How Does White Wine Differ From Red Wine?


Color and Flavor

  • White wine differs from red wine in a variety of ways, including the obvious difference in color. Red wine is a rich burgundy color and sometimes so full bodied one can't see through the glass. This is not the case with white wines, of which one is able to see through the wine glass. White wines are sweeter than red wines, which may be more tangy and dry due to the way that red wine is processed with the stalks and stems, seeds and skins of grapes, producing a distinctively bold flavor. White wine may be preferred by drinkers who haven't acquired a taste for full-bodied red wine.

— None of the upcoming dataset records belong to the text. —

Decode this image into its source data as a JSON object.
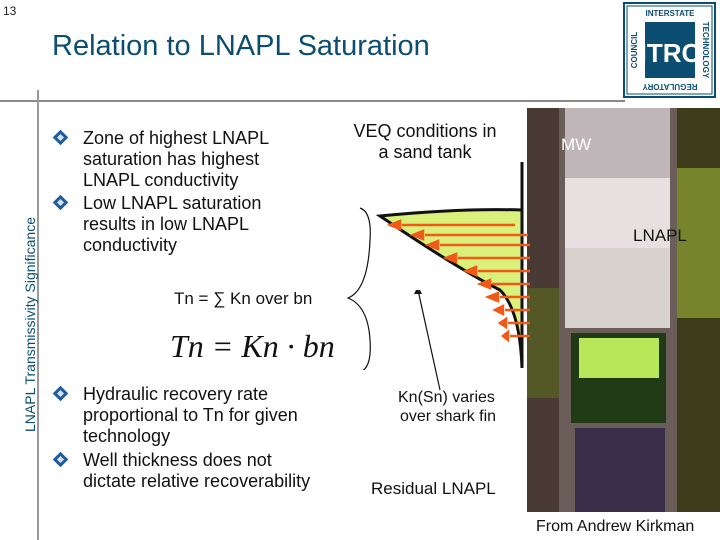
{
  "slide": {
    "page_number": "13",
    "title": "Relation to LNAPL Saturation",
    "side_label": "LNAPL Transmissivity Significance",
    "bullets_top": [
      {
        "lines": [
          "Zone of highest LNAPL",
          "saturation has highest",
          "LNAPL conductivity"
        ]
      },
      {
        "lines": [
          "Low LNAPL saturation",
          "results in low LNAPL",
          "conductivity"
        ]
      }
    ],
    "bullets_bottom": [
      {
        "lines": [
          "Hydraulic recovery rate",
          "proportional to Tn for given",
          "technology"
        ]
      },
      {
        "lines": [
          "Well thickness does not",
          "dictate relative recoverability"
        ]
      }
    ],
    "veq_label": [
      "VEQ conditions in",
      "a sand tank"
    ],
    "mw_label": "MW",
    "lnapl_label": "LNAPL",
    "tn_formula": "Tn  = ∑ Kn over bn",
    "equation": "Tn = Kn · bn",
    "kn_label": [
      "Kn(Sn) varies",
      "over shark fin"
    ],
    "residual_label": "Residual LNAPL",
    "credit": "From Andrew Kirkman",
    "logo": {
      "top": "INTERSTATE",
      "right": "TECHNOLOGY",
      "bottom": "REGULATORY",
      "left": "COUNCIL",
      "center": "ITRC"
    }
  },
  "colors": {
    "title": "#0b4e72",
    "fin_fill": "#d9f07a",
    "arrow": "#f05a16",
    "bullet": "#1f5c99"
  }
}
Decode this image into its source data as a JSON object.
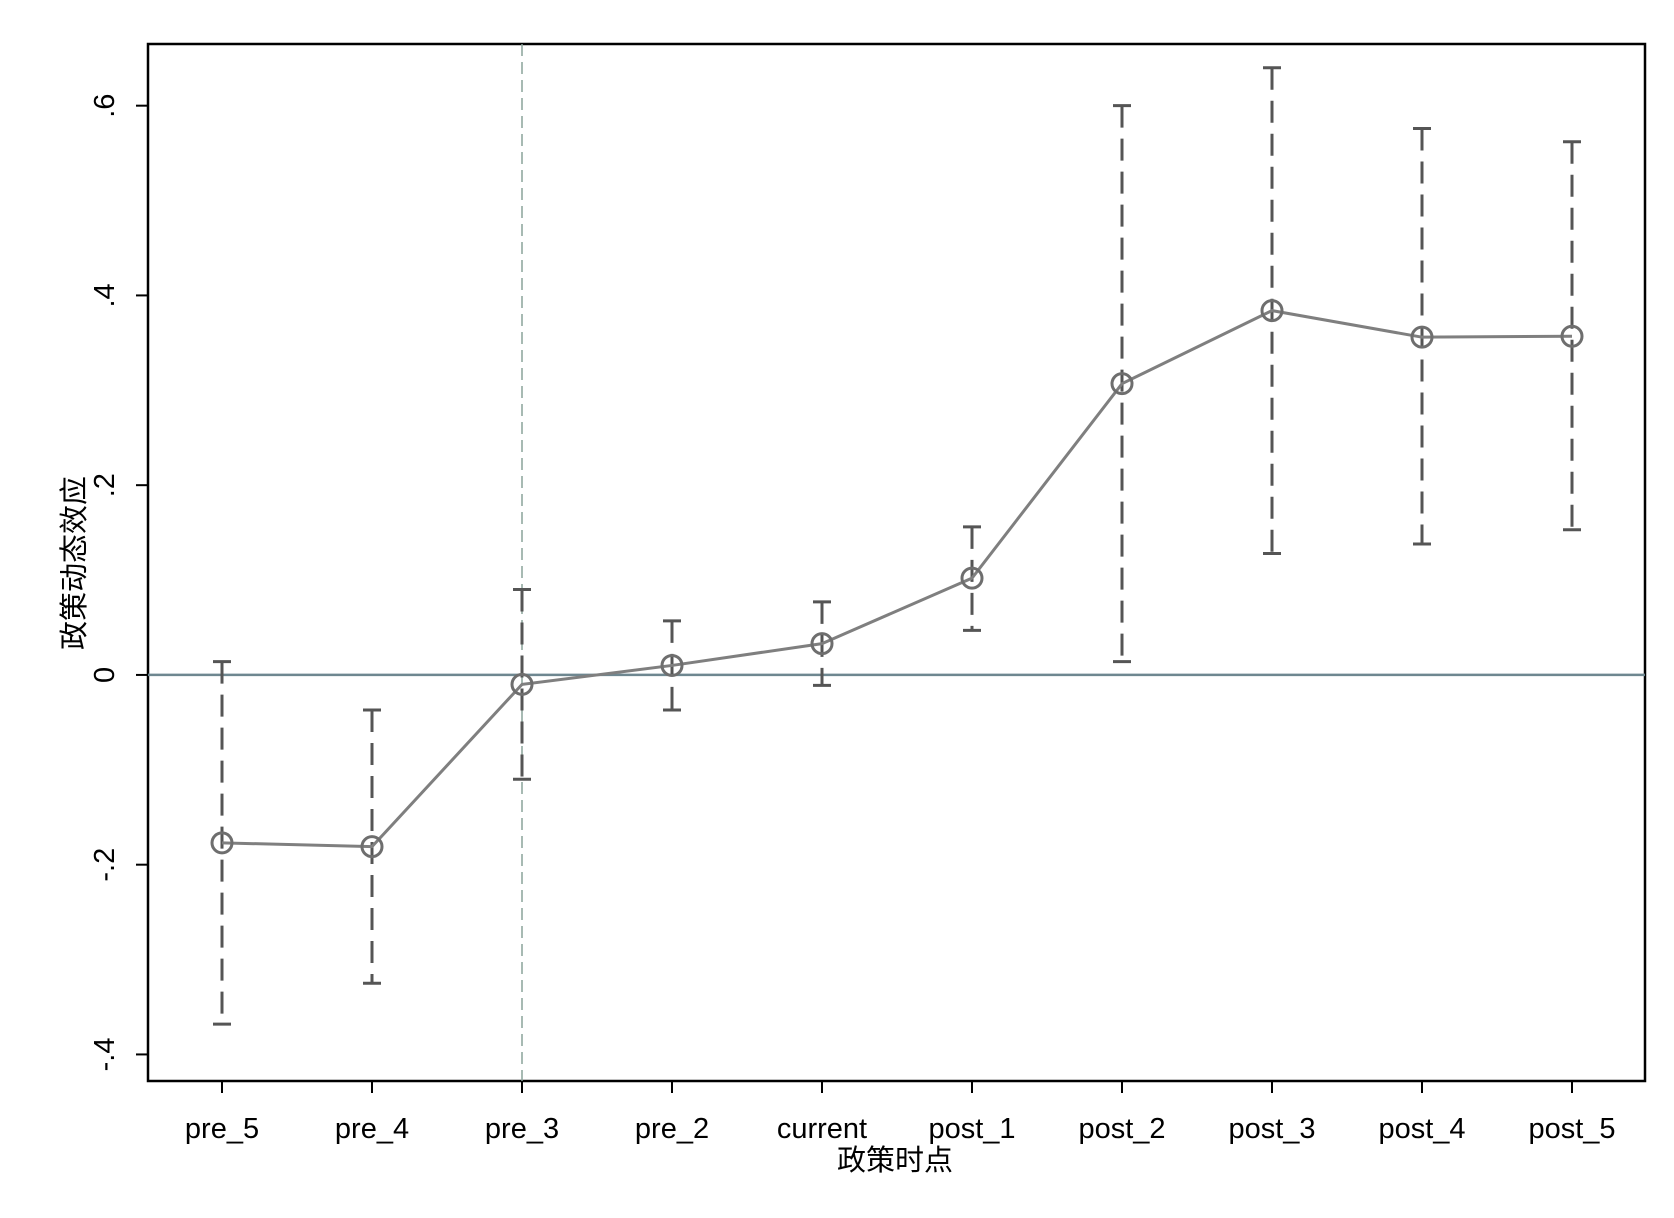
{
  "chart_data": {
    "type": "line",
    "title": "",
    "xlabel": "政策时点",
    "ylabel": "政策动态效应",
    "categories": [
      "pre_5",
      "pre_4",
      "pre_3",
      "pre_2",
      "current",
      "post_1",
      "post_2",
      "post_3",
      "post_4",
      "post_5"
    ],
    "series": [
      {
        "values": [
          -0.177,
          -0.181,
          -0.01,
          0.01,
          0.033,
          0.102,
          0.307,
          0.384,
          0.356,
          0.357
        ],
        "ci_lower": [
          -0.368,
          -0.325,
          -0.11,
          -0.037,
          -0.011,
          0.047,
          0.014,
          0.128,
          0.138,
          0.153
        ],
        "ci_upper": [
          0.014,
          -0.037,
          0.09,
          0.057,
          0.077,
          0.156,
          0.6,
          0.64,
          0.576,
          0.562
        ]
      }
    ],
    "ylim": [
      -0.428,
      0.665
    ],
    "yticks": [
      -0.4,
      -0.2,
      0,
      0.2,
      0.4,
      0.6
    ],
    "ytick_labels": [
      "-.4",
      "-.2",
      "0",
      ".2",
      ".4",
      ".6"
    ],
    "reference_line_y": 0,
    "reference_line_x_category": "pre_3",
    "grid": false,
    "legend": "none",
    "colors": {
      "line": "#7f7f7f",
      "marker": "#6e6e6e",
      "errorbar": "#555555",
      "hline": "#6e8790",
      "vline": "#8aa39a",
      "frame": "#000000"
    }
  }
}
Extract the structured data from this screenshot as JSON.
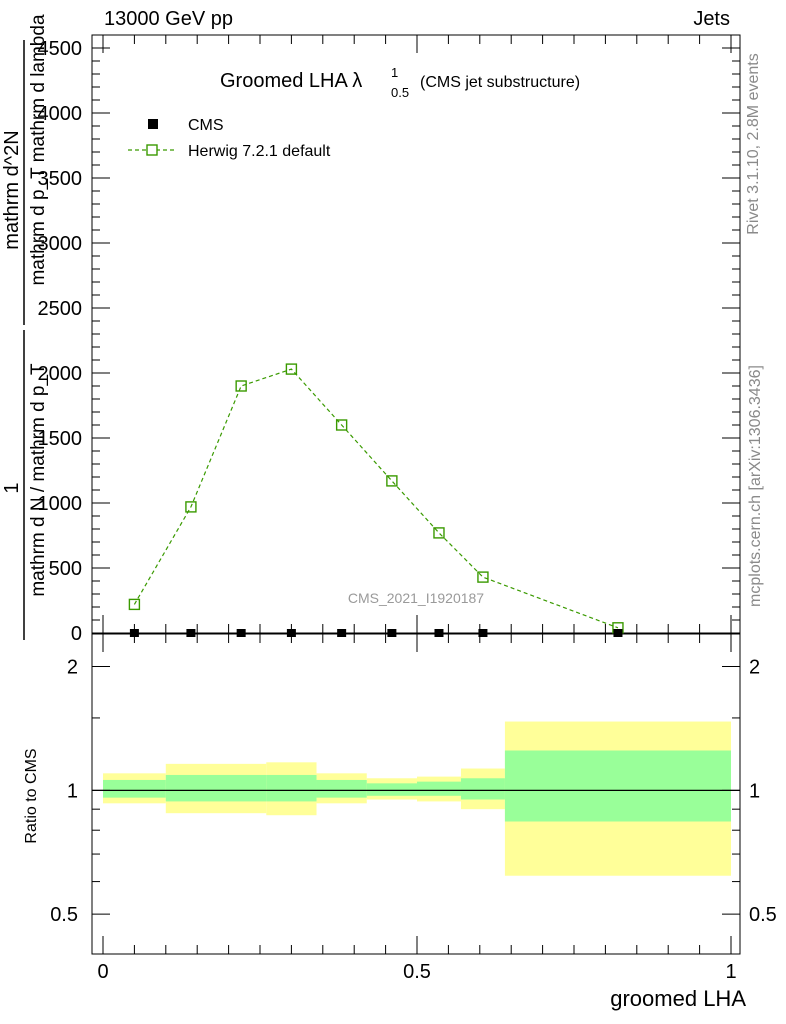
{
  "header": {
    "left": "13000 GeV pp",
    "right": "Jets"
  },
  "side_labels": {
    "rivet": "Rivet 3.1.10,  2.8M events",
    "mcplots": "mcplots.cern.ch [arXiv:1306.3436]"
  },
  "main_ylabel": {
    "numerator": "1",
    "denominator": "mathrm d N / mathrm d p_T",
    "fraction_top": "mathrm d^2N",
    "fraction_bottom": "mathrm d p_T mathrm d lambda"
  },
  "chart_data": [
    {
      "type": "line",
      "title": "Groomed LHA λ",
      "title_sup": "1",
      "title_sub": "0.5",
      "title_note": "(CMS jet substructure)",
      "watermark": "CMS_2021_I1920187",
      "xlim": [
        0,
        1
      ],
      "ylim": [
        0,
        4600
      ],
      "yticks": [
        0,
        500,
        1000,
        1500,
        2000,
        2500,
        3000,
        3500,
        4000,
        4500
      ],
      "ytick_labels": [
        "0",
        "500",
        "1000",
        "1500",
        "2000",
        "2500",
        "3000",
        "3500",
        "4000",
        "4500"
      ],
      "legend_position": "top-left",
      "series": [
        {
          "name": "CMS",
          "color": "#000000",
          "marker": "filled-square",
          "x": [
            0.05,
            0.14,
            0.22,
            0.3,
            0.38,
            0.46,
            0.535,
            0.605,
            0.82
          ],
          "y": [
            0,
            0,
            0,
            0,
            0,
            0,
            0,
            0,
            0
          ]
        },
        {
          "name": "Herwig 7.2.1 default",
          "color": "#3a9a00",
          "marker": "open-square",
          "linestyle": "dashed",
          "x": [
            0.05,
            0.14,
            0.22,
            0.3,
            0.38,
            0.46,
            0.535,
            0.605,
            0.82
          ],
          "y": [
            220,
            970,
            1900,
            2030,
            1600,
            1170,
            770,
            430,
            40
          ]
        }
      ]
    },
    {
      "type": "area",
      "ylabel": "Ratio to CMS",
      "xlabel": "groomed LHA",
      "xlim": [
        0,
        1
      ],
      "ylim": [
        0.4,
        2.4
      ],
      "log_y": true,
      "yticks": [
        0.5,
        1,
        2
      ],
      "ytick_labels": [
        "0.5",
        "1",
        "2"
      ],
      "xticks": [
        0,
        0.5,
        1
      ],
      "xtick_labels": [
        "0",
        "0.5",
        "1"
      ],
      "reference_line": 1,
      "band_colors": {
        "inner": "#99ff99",
        "outer": "#ffff99"
      },
      "bins": [
        {
          "lo": 0.0,
          "hi": 0.1,
          "inner": [
            0.96,
            1.06
          ],
          "outer": [
            0.93,
            1.1
          ]
        },
        {
          "lo": 0.1,
          "hi": 0.26,
          "inner": [
            0.94,
            1.09
          ],
          "outer": [
            0.88,
            1.16
          ]
        },
        {
          "lo": 0.26,
          "hi": 0.34,
          "inner": [
            0.94,
            1.09
          ],
          "outer": [
            0.87,
            1.17
          ]
        },
        {
          "lo": 0.34,
          "hi": 0.42,
          "inner": [
            0.96,
            1.06
          ],
          "outer": [
            0.93,
            1.1
          ]
        },
        {
          "lo": 0.42,
          "hi": 0.5,
          "inner": [
            0.97,
            1.04
          ],
          "outer": [
            0.95,
            1.07
          ]
        },
        {
          "lo": 0.5,
          "hi": 0.57,
          "inner": [
            0.97,
            1.05
          ],
          "outer": [
            0.94,
            1.08
          ]
        },
        {
          "lo": 0.57,
          "hi": 0.64,
          "inner": [
            0.95,
            1.07
          ],
          "outer": [
            0.9,
            1.13
          ]
        },
        {
          "lo": 0.64,
          "hi": 1.0,
          "inner": [
            0.84,
            1.25
          ],
          "outer": [
            0.62,
            1.47
          ]
        }
      ]
    }
  ]
}
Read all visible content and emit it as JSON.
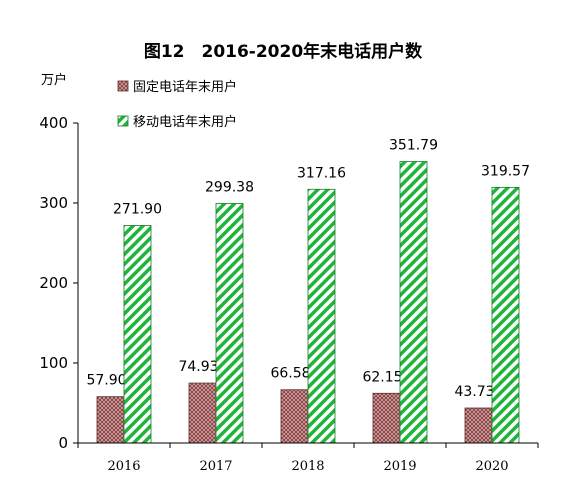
{
  "chart_data": {
    "type": "bar",
    "title": "图12　2016-2020年末电话用户数",
    "ylabel": "万户",
    "xlabel": "",
    "ylim": [
      0,
      400
    ],
    "yticks": [
      0,
      100,
      200,
      300,
      400
    ],
    "categories": [
      "2016",
      "2017",
      "2018",
      "2019",
      "2020"
    ],
    "series": [
      {
        "name": "固定电话年末用户",
        "values": [
          57.9,
          74.93,
          66.58,
          62.15,
          43.73
        ],
        "labels": [
          "57.90",
          "74.93",
          "66.58",
          "62.15",
          "43.73"
        ],
        "color": "#c0504d",
        "pattern": "crosshatch-brown"
      },
      {
        "name": "移动电话年末用户",
        "values": [
          271.9,
          299.38,
          317.16,
          351.79,
          319.57
        ],
        "labels": [
          "271.90",
          "299.38",
          "317.16",
          "351.79",
          "319.57"
        ],
        "color": "#22b14c",
        "pattern": "diagonal-green"
      }
    ],
    "legend": "top-left",
    "grid": false
  }
}
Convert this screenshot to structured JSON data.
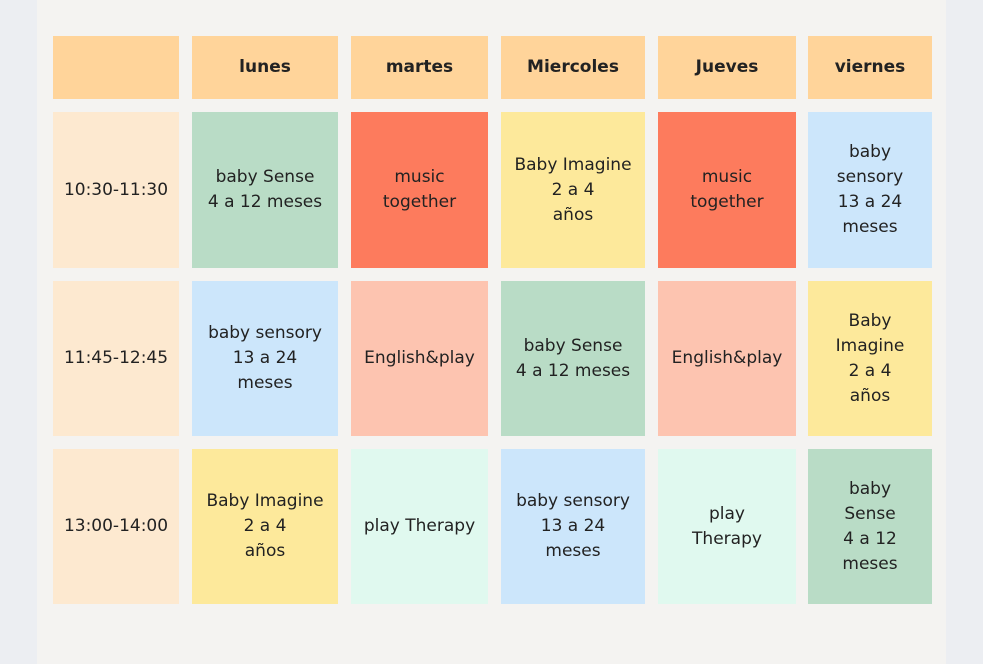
{
  "header": {
    "days": [
      "lunes",
      "martes",
      "Miercoles",
      "Jueves",
      "viernes"
    ]
  },
  "table": {
    "rows": [
      {
        "time": "10:30-11:30",
        "cells": [
          [
            "baby Sense",
            "4 a 12 meses"
          ],
          [
            "music",
            "together"
          ],
          [
            "Baby Imagine",
            "2 a 4",
            "años"
          ],
          [
            "music",
            "together"
          ],
          [
            "baby",
            "sensory",
            "13 a 24",
            "meses"
          ]
        ]
      },
      {
        "time": "11:45-12:45",
        "cells": [
          [
            "baby sensory",
            "13 a 24",
            "meses"
          ],
          [
            "English&play"
          ],
          [
            "baby Sense",
            "4 a 12 meses"
          ],
          [
            "English&play"
          ],
          [
            "Baby",
            "Imagine",
            "2 a 4",
            "años"
          ]
        ]
      },
      {
        "time": "13:00-14:00",
        "cells": [
          [
            "Baby Imagine",
            "2 a 4",
            "años"
          ],
          [
            "play Therapy"
          ],
          [
            "baby sensory",
            "13 a 24",
            "meses"
          ],
          [
            "play",
            "Therapy"
          ],
          [
            "baby",
            "Sense",
            "4 a 12",
            "meses"
          ]
        ]
      }
    ]
  }
}
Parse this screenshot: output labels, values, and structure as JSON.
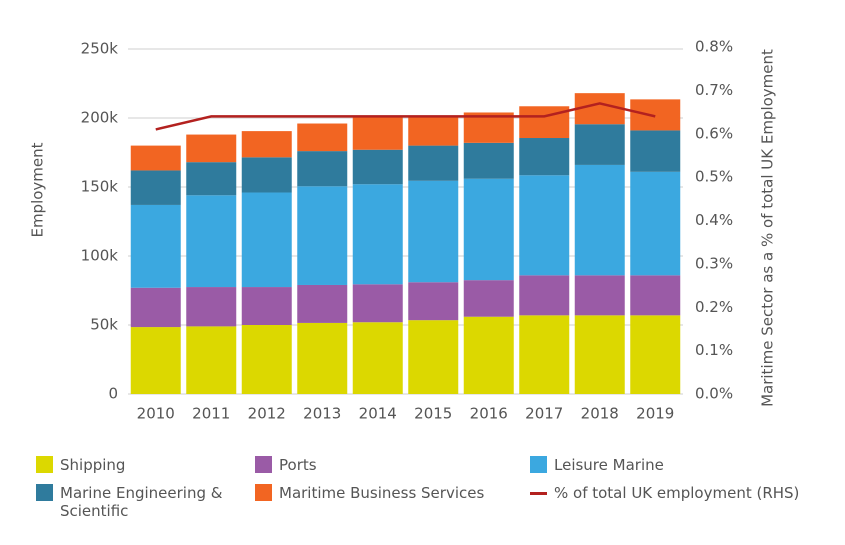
{
  "chart_data": {
    "type": "bar",
    "y_label": "Employment",
    "y2_label": "Maritime Sector as a % of total UK Employment",
    "categories": [
      "2010",
      "2011",
      "2012",
      "2013",
      "2014",
      "2015",
      "2016",
      "2017",
      "2018",
      "2019"
    ],
    "stacked": true,
    "series": [
      {
        "name": "Shipping",
        "color": "#dcd800",
        "values": [
          48500,
          49000,
          50000,
          51500,
          52000,
          53500,
          56000,
          57000,
          57000,
          57000
        ]
      },
      {
        "name": "Ports",
        "color": "#9a5ba6",
        "values": [
          28500,
          28500,
          27500,
          27500,
          27500,
          27500,
          26500,
          29000,
          29000,
          29000
        ]
      },
      {
        "name": "Leisure Marine",
        "color": "#3ba8e0",
        "values": [
          60000,
          66500,
          68500,
          71500,
          72500,
          73500,
          73500,
          72500,
          80000,
          75000
        ]
      },
      {
        "name": "Marine Engineering & Scientific",
        "color": "#2f7b9d",
        "values": [
          25000,
          24000,
          25500,
          25500,
          25000,
          25500,
          26000,
          27000,
          29500,
          30000
        ]
      },
      {
        "name": "Maritime Business Services",
        "color": "#f26522",
        "values": [
          18000,
          20000,
          19000,
          20000,
          23500,
          20500,
          22000,
          23000,
          22500,
          22500
        ]
      },
      {
        "name": "% of total UK employment (RHS)",
        "color": "#b3211f",
        "type": "line",
        "axis": "y2",
        "values": [
          0.61,
          0.64,
          0.64,
          0.64,
          0.64,
          0.64,
          0.64,
          0.64,
          0.67,
          0.64
        ]
      }
    ],
    "ylim": [
      0,
      250000
    ],
    "yticks": [
      0,
      {
        "value": 50000,
        "label": "50k"
      },
      {
        "value": 100000,
        "label": "100k"
      },
      {
        "value": 150000,
        "label": "150k"
      },
      {
        "value": 200000,
        "label": "200k"
      },
      {
        "value": 250000,
        "label": "250k"
      }
    ],
    "y2lim": [
      0,
      0.8
    ],
    "y2ticks": [
      {
        "value": 0,
        "label": "0.0%"
      },
      {
        "value": 0.1,
        "label": "0.1%"
      },
      {
        "value": 0.2,
        "label": "0.2%"
      },
      {
        "value": 0.3,
        "label": "0.3%"
      },
      {
        "value": 0.4,
        "label": "0.4%"
      },
      {
        "value": 0.5,
        "label": "0.5%"
      },
      {
        "value": 0.6,
        "label": "0.6%"
      },
      {
        "value": 0.7,
        "label": "0.7%"
      },
      {
        "value": 0.8,
        "label": "0.8%"
      }
    ],
    "grid": true,
    "legend": "bottom"
  }
}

There exists a rosé wine which is light and tastes like a cross between a red and a white wine, with a sweeter flavor than red wine. Rosé (pink) wine may be used as a "crossover" drink by white wine drinkers wanting to experience the difference in taste and richness before trying red wine.

Pressing Red Grapes

  • During the fermentation process of red wine, the grapes are re-pressed several times in order to extract the full flavor of the grapes and to release tannins which give the red wine its full body and substantial flavor and bouquet. White wine is not fermented in the same way as red wine, having only one pressing, which gives the wine its light, crisp clean flavor without the depth of body that give red wines such character. Red wine is usually aged in oak vats to impart even more flavor from the wood.

Wines and Food

  • Red wines such as claret and port with their full bodied flavors are best served with meats such as roast beef, venison, lamb, game birds and meats cooked in rich dark-colored sauces to complement each other's intensely layered flavors. On the other end of the spectrum, white wines are matched to lighter fare such as poultry, rabbit, pork and fish.